Un Lohengrin par François Girard au Большой театр (Grand théâtre Bolchoï) à Moscou

Après Siegfried (Toronto), Parsifal (Lyon et New York) et Le Vaisseau fantôme (Québec et New York), François Girard poursuit son exploration de l’univers wagnérien en mettant en scène Lohengrin. C’est au Théâtre du Bolchoï qu’aura lieu le 24 février 2022 la première de cette nouvelle coproduction du Bolchoï et du Metropolitan Opera de New York. 

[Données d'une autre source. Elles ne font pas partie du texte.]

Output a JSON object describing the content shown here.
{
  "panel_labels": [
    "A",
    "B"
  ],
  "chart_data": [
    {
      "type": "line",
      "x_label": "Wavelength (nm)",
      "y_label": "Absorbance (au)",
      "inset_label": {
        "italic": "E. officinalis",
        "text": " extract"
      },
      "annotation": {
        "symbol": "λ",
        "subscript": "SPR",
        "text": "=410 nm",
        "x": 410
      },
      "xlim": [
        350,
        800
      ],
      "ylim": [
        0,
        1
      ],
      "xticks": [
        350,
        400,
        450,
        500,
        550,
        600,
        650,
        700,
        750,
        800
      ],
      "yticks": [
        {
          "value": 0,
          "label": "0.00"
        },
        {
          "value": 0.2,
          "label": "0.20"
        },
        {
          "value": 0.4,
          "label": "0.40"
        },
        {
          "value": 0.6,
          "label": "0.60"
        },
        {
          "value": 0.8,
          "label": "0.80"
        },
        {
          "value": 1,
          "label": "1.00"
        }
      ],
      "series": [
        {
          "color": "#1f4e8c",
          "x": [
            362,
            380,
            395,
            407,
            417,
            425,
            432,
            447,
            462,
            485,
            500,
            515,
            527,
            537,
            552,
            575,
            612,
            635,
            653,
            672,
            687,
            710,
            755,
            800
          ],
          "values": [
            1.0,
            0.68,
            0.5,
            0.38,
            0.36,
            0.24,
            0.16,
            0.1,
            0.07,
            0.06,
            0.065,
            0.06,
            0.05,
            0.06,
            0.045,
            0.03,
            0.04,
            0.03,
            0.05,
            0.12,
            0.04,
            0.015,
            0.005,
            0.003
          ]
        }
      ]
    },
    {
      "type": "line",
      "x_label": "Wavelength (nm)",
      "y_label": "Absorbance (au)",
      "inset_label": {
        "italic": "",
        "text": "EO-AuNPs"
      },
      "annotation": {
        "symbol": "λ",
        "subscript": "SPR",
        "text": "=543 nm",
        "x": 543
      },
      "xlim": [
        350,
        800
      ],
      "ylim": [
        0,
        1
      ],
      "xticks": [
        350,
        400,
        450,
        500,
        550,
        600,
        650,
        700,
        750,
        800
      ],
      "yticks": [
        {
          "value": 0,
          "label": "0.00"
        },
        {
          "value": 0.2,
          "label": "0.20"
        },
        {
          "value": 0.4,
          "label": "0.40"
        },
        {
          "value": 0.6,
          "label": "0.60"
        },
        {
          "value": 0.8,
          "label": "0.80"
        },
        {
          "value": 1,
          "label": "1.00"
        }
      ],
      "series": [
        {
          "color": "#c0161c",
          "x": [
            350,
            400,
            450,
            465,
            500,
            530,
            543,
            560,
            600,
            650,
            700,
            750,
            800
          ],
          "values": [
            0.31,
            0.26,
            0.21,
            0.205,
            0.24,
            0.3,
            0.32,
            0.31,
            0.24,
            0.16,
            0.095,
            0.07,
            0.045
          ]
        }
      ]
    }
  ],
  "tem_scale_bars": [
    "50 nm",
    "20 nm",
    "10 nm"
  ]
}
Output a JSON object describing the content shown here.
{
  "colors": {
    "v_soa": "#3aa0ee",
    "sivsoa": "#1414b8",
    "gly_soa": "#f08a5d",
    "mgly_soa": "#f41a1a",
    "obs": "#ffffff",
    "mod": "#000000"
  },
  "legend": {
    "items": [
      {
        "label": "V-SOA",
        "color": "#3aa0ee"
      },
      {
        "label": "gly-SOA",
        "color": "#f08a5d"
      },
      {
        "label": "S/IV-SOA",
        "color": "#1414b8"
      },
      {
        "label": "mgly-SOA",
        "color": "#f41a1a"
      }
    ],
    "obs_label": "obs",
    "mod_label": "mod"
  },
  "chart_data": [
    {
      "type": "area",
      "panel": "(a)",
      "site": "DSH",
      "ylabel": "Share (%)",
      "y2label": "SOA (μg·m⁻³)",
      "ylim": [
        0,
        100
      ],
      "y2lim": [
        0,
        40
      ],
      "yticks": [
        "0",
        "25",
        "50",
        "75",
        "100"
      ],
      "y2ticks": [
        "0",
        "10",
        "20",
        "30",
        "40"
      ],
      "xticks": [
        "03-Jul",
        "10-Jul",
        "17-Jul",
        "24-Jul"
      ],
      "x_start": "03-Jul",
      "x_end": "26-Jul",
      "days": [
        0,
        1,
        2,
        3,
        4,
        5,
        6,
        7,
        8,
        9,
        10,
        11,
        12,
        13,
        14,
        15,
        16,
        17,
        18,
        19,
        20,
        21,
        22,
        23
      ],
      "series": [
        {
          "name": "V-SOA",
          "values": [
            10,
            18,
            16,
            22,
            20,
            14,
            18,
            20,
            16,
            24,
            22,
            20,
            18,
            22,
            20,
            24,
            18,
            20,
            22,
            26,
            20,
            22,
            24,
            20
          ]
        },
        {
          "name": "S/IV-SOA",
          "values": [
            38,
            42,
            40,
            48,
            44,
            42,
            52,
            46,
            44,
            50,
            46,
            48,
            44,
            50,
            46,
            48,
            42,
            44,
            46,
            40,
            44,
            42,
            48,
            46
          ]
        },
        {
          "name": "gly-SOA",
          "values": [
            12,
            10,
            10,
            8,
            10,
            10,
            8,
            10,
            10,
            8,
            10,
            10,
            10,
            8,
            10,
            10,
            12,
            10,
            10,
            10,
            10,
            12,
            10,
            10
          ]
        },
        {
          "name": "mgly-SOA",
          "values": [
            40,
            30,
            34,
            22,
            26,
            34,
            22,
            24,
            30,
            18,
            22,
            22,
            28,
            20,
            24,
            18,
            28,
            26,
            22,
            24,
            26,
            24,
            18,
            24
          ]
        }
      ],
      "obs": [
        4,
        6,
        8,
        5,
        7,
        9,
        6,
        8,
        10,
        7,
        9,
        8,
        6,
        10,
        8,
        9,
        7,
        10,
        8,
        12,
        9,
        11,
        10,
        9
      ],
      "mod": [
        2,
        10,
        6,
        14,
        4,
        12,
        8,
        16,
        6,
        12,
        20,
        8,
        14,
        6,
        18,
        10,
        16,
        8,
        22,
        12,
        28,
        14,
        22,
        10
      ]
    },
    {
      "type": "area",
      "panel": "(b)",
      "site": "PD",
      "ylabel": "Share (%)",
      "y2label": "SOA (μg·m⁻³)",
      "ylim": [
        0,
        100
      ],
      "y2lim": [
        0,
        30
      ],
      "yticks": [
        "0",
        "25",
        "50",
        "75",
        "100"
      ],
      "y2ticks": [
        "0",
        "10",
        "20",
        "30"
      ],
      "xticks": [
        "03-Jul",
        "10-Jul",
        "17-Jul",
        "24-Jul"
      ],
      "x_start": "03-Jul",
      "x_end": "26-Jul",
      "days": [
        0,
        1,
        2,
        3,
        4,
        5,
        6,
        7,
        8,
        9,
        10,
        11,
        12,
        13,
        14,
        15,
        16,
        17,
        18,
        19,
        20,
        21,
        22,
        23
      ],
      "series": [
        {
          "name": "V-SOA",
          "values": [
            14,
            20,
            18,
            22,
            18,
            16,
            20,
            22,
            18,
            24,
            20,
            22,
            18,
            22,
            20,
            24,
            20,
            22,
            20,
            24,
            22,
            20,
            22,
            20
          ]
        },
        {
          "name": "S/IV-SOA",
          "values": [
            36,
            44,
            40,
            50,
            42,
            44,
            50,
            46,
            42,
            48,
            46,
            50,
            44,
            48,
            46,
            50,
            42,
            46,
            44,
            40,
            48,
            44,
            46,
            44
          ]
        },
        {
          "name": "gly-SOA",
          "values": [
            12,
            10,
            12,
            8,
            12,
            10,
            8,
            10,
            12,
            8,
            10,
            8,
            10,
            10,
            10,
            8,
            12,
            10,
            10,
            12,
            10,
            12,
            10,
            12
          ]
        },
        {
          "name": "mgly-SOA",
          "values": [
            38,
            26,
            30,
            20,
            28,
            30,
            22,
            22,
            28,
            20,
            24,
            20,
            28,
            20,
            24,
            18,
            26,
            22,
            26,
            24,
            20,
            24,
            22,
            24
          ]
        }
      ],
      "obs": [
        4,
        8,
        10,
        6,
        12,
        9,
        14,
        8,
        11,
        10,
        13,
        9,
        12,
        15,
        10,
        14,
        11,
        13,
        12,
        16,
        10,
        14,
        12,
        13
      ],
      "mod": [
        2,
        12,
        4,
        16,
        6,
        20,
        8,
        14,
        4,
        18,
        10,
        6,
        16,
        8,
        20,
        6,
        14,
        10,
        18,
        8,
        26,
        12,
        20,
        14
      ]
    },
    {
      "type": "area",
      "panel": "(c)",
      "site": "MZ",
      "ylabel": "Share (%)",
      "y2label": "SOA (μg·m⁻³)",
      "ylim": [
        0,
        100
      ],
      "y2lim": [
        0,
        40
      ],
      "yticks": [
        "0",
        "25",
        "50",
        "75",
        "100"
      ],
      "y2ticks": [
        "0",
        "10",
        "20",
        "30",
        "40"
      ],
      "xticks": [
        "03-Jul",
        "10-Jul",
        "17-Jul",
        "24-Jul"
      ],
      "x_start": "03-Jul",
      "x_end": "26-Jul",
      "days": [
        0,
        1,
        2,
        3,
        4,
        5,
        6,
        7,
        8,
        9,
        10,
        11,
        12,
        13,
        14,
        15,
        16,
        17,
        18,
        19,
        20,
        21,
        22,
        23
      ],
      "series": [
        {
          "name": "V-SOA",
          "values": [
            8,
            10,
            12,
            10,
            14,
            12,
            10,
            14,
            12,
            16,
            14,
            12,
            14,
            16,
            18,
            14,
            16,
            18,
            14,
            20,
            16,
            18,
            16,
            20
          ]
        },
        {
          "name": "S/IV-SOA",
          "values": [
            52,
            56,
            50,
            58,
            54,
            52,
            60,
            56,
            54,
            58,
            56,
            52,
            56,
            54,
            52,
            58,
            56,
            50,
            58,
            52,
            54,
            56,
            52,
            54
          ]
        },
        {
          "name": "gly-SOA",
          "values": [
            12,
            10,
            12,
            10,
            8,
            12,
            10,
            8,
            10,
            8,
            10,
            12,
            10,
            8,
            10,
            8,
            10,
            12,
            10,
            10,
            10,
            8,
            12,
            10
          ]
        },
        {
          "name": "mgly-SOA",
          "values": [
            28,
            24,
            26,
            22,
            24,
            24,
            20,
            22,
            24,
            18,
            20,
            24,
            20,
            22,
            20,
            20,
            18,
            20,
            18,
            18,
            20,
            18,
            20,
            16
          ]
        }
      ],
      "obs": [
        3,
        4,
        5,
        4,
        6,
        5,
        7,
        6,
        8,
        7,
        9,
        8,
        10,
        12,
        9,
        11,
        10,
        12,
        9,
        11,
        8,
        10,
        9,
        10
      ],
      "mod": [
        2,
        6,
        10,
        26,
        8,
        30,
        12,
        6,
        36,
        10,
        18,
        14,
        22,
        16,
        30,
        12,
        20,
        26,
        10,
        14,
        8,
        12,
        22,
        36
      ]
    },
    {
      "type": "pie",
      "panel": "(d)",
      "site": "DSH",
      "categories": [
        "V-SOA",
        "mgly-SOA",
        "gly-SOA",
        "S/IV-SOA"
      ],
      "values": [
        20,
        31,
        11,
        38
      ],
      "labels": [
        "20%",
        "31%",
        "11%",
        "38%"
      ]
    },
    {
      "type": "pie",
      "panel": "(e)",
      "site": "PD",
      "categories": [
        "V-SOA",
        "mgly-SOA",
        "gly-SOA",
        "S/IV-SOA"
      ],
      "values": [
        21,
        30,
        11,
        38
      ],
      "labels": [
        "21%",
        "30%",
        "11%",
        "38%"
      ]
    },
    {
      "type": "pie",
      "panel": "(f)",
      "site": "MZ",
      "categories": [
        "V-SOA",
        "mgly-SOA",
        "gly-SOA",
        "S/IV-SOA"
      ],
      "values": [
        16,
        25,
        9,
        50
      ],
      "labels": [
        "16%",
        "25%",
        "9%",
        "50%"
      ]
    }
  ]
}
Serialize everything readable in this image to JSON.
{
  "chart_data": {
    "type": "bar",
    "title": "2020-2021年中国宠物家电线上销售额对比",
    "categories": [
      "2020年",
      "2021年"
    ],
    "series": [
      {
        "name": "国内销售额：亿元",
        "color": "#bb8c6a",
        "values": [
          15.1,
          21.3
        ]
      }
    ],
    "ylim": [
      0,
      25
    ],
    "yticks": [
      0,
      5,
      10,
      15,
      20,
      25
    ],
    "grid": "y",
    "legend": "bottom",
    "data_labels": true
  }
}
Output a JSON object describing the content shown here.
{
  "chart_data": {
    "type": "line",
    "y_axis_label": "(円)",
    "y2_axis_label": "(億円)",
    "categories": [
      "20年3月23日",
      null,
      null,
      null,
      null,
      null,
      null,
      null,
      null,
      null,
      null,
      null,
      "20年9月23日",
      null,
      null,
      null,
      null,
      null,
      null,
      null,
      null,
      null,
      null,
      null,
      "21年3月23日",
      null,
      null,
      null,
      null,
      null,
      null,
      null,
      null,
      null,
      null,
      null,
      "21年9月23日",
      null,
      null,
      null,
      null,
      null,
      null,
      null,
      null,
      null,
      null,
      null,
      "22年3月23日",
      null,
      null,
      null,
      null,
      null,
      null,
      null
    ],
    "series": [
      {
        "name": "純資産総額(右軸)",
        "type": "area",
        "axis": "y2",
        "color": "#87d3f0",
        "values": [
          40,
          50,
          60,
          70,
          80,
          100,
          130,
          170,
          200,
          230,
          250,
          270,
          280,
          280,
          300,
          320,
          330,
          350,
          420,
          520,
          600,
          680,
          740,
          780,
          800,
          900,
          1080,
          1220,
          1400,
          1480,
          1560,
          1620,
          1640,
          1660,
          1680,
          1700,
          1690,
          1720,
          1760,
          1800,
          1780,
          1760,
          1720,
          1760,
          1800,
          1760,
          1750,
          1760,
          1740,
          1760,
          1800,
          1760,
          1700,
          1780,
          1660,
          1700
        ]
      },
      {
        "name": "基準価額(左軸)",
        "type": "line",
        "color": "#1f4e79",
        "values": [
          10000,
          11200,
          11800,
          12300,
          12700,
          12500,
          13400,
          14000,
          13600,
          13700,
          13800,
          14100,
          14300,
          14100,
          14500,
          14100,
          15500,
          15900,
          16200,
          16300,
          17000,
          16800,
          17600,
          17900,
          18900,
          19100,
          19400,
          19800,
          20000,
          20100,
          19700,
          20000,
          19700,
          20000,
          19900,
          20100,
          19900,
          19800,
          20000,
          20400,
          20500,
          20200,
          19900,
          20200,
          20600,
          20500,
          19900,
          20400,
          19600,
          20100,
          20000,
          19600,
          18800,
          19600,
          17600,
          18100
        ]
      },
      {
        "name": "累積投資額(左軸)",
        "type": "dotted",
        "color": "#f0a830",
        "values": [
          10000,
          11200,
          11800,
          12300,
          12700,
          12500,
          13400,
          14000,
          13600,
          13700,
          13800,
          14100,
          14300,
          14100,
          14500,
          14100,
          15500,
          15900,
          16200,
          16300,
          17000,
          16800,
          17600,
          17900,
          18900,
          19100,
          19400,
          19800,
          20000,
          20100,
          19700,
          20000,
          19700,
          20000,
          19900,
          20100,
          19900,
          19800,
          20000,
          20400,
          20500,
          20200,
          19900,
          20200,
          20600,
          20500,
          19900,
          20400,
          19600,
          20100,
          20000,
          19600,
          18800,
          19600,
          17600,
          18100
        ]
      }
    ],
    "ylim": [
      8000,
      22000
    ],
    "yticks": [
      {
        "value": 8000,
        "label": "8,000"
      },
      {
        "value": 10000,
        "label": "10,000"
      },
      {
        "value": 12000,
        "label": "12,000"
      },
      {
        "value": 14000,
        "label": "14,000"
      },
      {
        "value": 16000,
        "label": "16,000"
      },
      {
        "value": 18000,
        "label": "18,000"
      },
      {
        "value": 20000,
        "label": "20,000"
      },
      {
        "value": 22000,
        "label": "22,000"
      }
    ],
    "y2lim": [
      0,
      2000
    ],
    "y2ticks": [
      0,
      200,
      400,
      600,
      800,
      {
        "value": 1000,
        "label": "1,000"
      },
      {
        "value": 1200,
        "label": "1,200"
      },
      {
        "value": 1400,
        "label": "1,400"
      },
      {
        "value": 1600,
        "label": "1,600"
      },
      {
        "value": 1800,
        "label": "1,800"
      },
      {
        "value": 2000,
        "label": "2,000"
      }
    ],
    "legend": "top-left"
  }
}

Rejoint à Moscou où il s’inquiète comme tant d’autres du déploiement de troupes des forces armées de la Fédération de Russie aux frontières de l’Ukraine, le metteur en scène québécois se dit particulièrement fier de participer à ce qui est vu dans le milieu lyrique russe comme une réappropriation de la musique du maître de Bayreuth par le Bochoï. La dernière production de Lohengrin - qui avait été présentée « dans le style constructiviste », comme le rappelle Jacques Barioz dans un article sur « Wagner chez les Soviets » - date de 1932. Il aura fallu patienter 90 ans avant qu’une version scénique d’un opéra de Wagner soit à nouveau présentée à l'historique Grand Théâtre.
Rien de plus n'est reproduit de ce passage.